Share this Post
Cloud computing has revolutionized the personal and professional digital workspace over the last decade, and it is clear that global business is transforming to a cloud-first narrative at a spectacular rate.
Most businesses already have some form of cloud presence, ranging from Office collaboration platform-as-a-service tools to 100% cloud-native digital pure plays. The cloud is definitely not going anywhere soon!
One of the biggest driving forces pushing customers to the cloud is the perceived excellence of cloud vendor security.
It is safe to say that the number one issue concerning businesses with any form of digital footprint is the overall security of their product.
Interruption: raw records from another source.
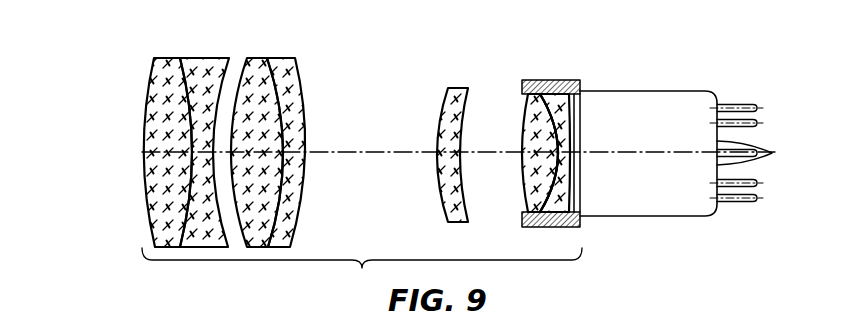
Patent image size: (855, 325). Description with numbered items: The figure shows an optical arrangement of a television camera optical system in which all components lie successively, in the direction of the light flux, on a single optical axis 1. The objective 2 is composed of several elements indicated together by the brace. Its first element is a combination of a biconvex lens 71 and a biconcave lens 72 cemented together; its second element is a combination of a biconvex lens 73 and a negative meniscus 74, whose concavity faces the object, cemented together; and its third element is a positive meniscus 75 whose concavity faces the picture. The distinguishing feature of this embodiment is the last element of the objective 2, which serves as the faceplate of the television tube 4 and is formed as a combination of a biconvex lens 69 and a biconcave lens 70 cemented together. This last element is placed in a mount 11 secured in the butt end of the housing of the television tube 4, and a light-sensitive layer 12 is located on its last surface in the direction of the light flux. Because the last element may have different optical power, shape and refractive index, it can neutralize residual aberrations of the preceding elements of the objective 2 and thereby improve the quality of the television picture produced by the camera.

The optical axis 1 is at (391, 153).
The objective 2 is at (362, 275).
The television tube 4 is at (622, 92).
The mount 11 is at (525, 83).
The light-sensitive layer 12 is at (556, 189).
The biconvex lens 69 is at (539, 93).
The biconcave lens 70 is at (570, 91).
The biconvex lens 71 is at (160, 58).
The biconcave lens 72 is at (198, 58).
The biconvex lens 73 is at (255, 58).
The negative meniscus 74 is at (290, 58).
The positive meniscus 75 is at (455, 88).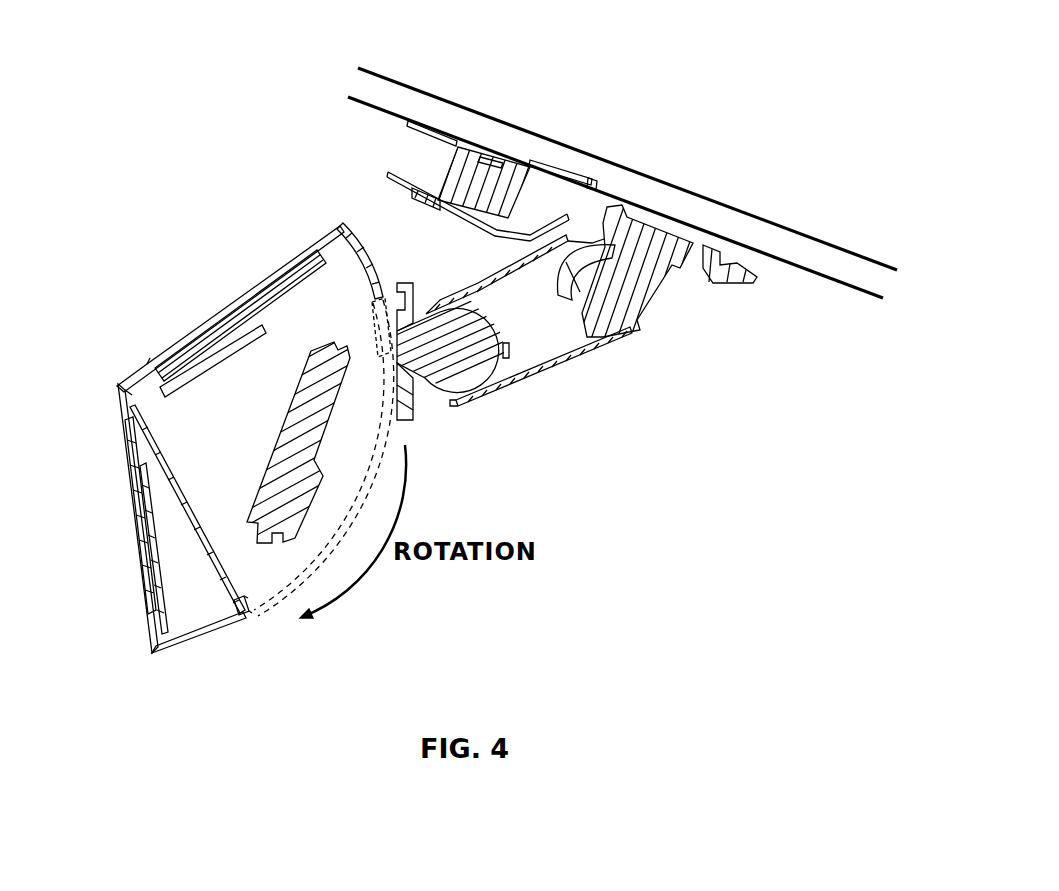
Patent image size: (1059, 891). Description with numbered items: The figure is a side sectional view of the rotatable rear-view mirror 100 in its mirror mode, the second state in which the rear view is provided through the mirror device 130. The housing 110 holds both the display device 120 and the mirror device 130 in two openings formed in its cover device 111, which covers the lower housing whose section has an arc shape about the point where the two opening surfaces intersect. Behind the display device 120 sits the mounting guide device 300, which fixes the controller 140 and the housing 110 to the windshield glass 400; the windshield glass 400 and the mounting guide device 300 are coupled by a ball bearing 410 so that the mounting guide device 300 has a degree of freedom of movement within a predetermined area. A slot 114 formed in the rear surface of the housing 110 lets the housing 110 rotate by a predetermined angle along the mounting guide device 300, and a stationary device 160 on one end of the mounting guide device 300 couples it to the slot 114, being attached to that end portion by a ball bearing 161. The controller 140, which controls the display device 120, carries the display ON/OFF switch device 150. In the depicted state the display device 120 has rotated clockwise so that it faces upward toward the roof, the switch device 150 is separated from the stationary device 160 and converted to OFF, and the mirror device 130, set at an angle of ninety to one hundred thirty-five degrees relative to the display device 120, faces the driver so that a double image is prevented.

The rotatable rear-view mirror 100 is at (297, 45).
The housing 110 is at (343, 226).
The cover device 111 is at (126, 372).
The slot 114 is at (320, 565).
The display device 120 is at (227, 317).
The mirror device 130 is at (132, 520).
The controller 140 is at (228, 566).
The display ON/OFF switch device 150 is at (248, 612).
The stationary device 160 is at (412, 284).
The ball bearing 161 is at (457, 390).
The mounting guide device 300 is at (550, 382).
The windshield glass 400 is at (809, 250).
The ball bearing 410 is at (622, 317).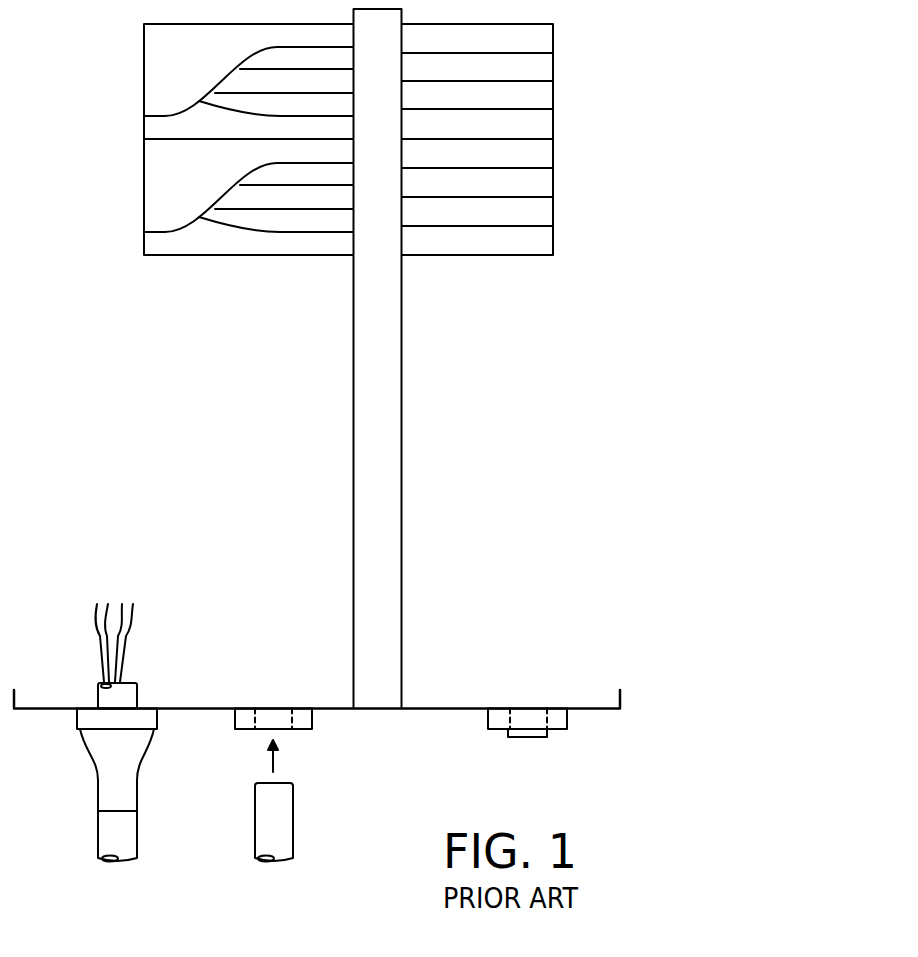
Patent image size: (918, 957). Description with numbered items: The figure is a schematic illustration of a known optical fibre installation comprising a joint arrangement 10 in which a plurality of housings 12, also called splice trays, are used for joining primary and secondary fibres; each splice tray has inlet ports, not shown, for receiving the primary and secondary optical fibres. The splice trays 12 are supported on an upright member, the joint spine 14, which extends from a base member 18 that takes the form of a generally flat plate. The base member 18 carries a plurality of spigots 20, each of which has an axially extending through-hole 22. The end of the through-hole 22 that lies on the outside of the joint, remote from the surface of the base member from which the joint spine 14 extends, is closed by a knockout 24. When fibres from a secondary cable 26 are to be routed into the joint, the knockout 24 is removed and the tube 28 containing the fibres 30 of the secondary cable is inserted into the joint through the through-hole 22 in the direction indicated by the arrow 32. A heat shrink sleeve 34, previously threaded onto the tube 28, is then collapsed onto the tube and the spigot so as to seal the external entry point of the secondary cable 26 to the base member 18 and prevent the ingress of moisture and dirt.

The joint arrangement 10 is at (106, 366).
The housings 12 is at (542, 43).
The joint spine 14 is at (403, 516).
The base member 18 is at (607, 709).
The spigots 20 is at (312, 722).
The through-hole 22 is at (278, 710).
The knockout 24 is at (520, 737).
The secondary cable 26 is at (118, 870).
The tube 28 is at (138, 836).
The fibres 30 is at (116, 643).
The arrow 32 is at (275, 766).
The heat shrink sleeve 34 is at (98, 786).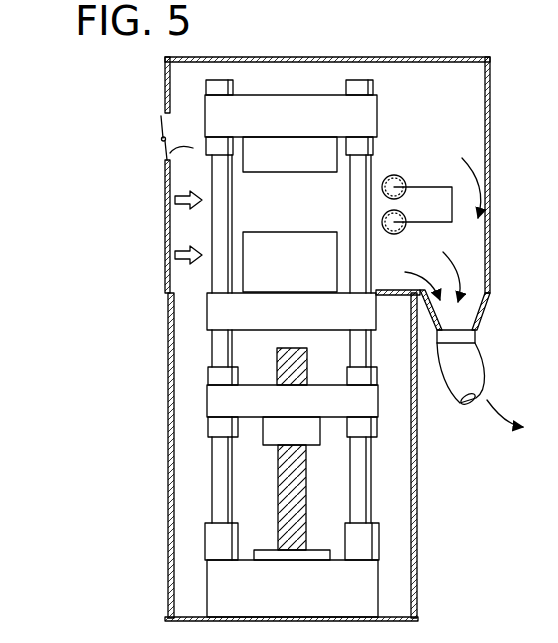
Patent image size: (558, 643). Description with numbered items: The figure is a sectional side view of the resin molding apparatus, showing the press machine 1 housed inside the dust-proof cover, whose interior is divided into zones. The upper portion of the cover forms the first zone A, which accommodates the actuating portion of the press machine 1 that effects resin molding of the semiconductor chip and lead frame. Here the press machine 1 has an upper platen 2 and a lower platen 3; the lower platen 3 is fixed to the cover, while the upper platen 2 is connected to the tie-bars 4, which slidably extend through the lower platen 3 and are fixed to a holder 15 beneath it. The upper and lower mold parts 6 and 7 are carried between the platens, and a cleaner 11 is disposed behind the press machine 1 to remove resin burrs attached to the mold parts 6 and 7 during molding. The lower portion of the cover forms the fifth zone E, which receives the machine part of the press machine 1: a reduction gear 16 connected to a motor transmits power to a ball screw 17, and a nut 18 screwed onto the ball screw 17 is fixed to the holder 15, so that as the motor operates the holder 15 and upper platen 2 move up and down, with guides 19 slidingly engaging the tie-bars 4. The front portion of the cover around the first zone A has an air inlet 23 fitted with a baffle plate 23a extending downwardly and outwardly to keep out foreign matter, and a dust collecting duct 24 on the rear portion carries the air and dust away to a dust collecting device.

The press machine 1 is at (383, 78).
The upper platen 2 is at (212, 102).
The lower platen 3 is at (215, 313).
The tie-bars 4 is at (218, 355).
The upper mold part 6 is at (250, 170).
The lower mold part 7 is at (250, 280).
The cleaner 11 is at (432, 187).
The holder 15 is at (220, 405).
The reduction gear 16 is at (220, 590).
The ball screw 17 is at (285, 495).
The nut 18 is at (275, 440).
The guides 19 is at (213, 537).
The air inlet 23 is at (152, 145).
The baffle plate 23a is at (162, 140).
The dust collecting duct 24 is at (470, 360).
The first zone A is at (462, 103).
The fifth zone E is at (392, 468).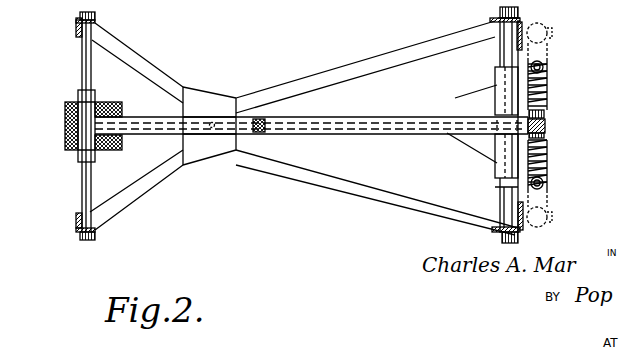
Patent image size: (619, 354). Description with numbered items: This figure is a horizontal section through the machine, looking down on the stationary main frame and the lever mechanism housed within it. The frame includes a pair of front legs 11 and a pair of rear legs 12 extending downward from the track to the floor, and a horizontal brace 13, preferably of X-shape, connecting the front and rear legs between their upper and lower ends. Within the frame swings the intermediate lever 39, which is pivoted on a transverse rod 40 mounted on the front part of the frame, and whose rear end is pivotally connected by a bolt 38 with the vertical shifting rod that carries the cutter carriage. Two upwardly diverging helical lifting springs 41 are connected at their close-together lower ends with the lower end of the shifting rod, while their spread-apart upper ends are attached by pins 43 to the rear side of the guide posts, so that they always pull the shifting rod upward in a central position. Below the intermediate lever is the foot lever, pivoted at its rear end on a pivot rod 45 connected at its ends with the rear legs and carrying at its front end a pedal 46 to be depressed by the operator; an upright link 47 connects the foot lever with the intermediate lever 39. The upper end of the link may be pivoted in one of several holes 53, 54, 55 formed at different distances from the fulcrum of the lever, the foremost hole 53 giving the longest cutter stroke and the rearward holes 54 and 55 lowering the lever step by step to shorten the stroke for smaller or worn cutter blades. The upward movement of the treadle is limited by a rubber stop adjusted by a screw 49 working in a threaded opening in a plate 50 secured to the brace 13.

Business leaders want to know it is safe to move digital workloads away from the monolithic on-premise data centre world, into a highly scalable, highly available cloud microservices infrastructure.
The physical protection once provided by having all infrastructure services on-premise is rapidly diminishing. Cloud migration strategies are accelerating the transition of workloads into the cloud, and cloud providers must convince business leaders that a secure cloud is the future.
Cloud providers spend billions of pounds globally securing their cloud platforms, but how secure is the cloud in 2021?
How Secure is the Cloud 2021 Guide 🇬🇧
The Covid-19 pandemic has cast a significant and long shadow over everyone’s lives in 2020.
And there is little doubt that the Coronavirus will shape future cloud thinking especially when it comes to cybersecurity.
Global cloud providers have seen an influx of new customers since March 2020.
To put this into context, of the big three providers, Amazon reported year-on-year cloud revenue grew 29%, Microsoft Azure grew about 31%, and Google Cloud reported 45% growth.
March 2020 also saw a seismic shift of office workers being asked to work remotely.
How Will the Events of 2020 Shape Cloud Security in 2021?
This rapid growth may potentially open the door to several unexpected security failures in the future, and cloud misconfiguration is widely seen as the number one risk. Well prepared businesses were ready for this eventuality with well-rehearsed disaster recovery plans being put into action.
However, a much bigger percentage were caught floundering, desperate for cloud services to get their employees online and working again. Cybersecurity experts are concerned that the rapid transformation will result in copious amounts of incorrectly configured cloud services.
The Risk of Cloud Misconfiguration
Inexperienced Home Workers Divulging Sensitive Information ℹ️
In making of How secure is the could guide we came upon a recent study by Netwrix that found that 11% of reported cloud security incidents in 2020 were caused by server misconfiguration.
The most common forms of misconfigured servers resulted in confidential data being exposed to the public internet, usually from cloud storage platforms, exposed data creates a snowball effect for other threats including phishing, MalSpam, and ransomware attacks.
Cybersecurity incidents surged in the first few months of the pandemic, with hackers exploiting inexperienced home workers to divulge sensitive information. Notable attacks include Honda’s European division and the University of California who reportedly paid over $1 million to rescue Covid-19 research data.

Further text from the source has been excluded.